Character Analysis
Penelope
Some critics dismiss Penelope as a paragon of marital fidelity — a serious and industrious character, a devoted wife and mother, but one who lacks the fascination and zest for life that some of Homer's immortal women display. However, Penelope is not a pasteboard figure. She is a complicated woman with a wry sense of destiny who weaves her plots as deftly as she weaves a garment.
Penelope is in a very dangerous situation when the suitors begin invading her house and asking — and then demanding — her hand in marriage. Although the suitors abuse an important social tradition of hospitality, Penelope lacks the natural, social, and familial protections that would enable her to remove them from her house. Her son, Telemachus, has neither the maturity nor the strength to expel the invaders. Although unassuming, Penelope has a cunning that indicates she is a good mate for her wily husband. Antinous complains of it at the assembly in Book 2. He claims — rightly, by the way — that she has misguided the suitors for nearly four years, leading on each man with hints and promises but choosing no one.
The story of the loom symbolizes the queen's clever tactics.

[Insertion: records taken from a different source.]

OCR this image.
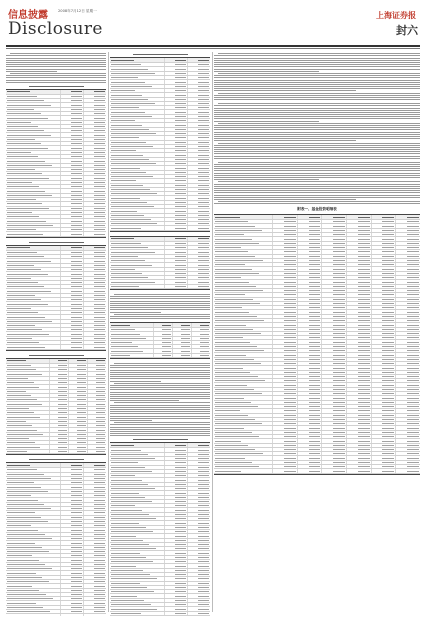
信息披露	2008年7月12日 星期一
Disclosure
上海证券报
封六
附表一、基金投资明细表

For three years, Penelope worked at weaving a shroud for the eventual funeral of her father-in-law, Laertes. She claimed that she would choose a husband as soon as the shroud was completed. By day, the queen, a renowned weaver, worked on a great loom in the royal halls. At night, she secretly unraveled what she had done, amazingly deceiving the young suitors. Her ploy failed only when one of her servants eventually betrayed her and told the suitors what was happening.
The contest of the bow and axes is another example of Penelope's guile; it also illustrates her wry sense of destiny. After Odysseus returns to Ithaca, the queen announces first to the visiting beggar, whom she suspects to be Odysseus, that she will hold a contest in which the suitors will be asked to string the great bow of Odysseus and shoot an arrow through a dozen axes, an old trick of her husband's, and that she will be the wife of the man who can perform the feat. The choice of this particular contest is no coincidence; Penelope knows exactly what she is doing. If the old beggar really is Odysseus in disguise, he alone has any realistic chance of winning the contest.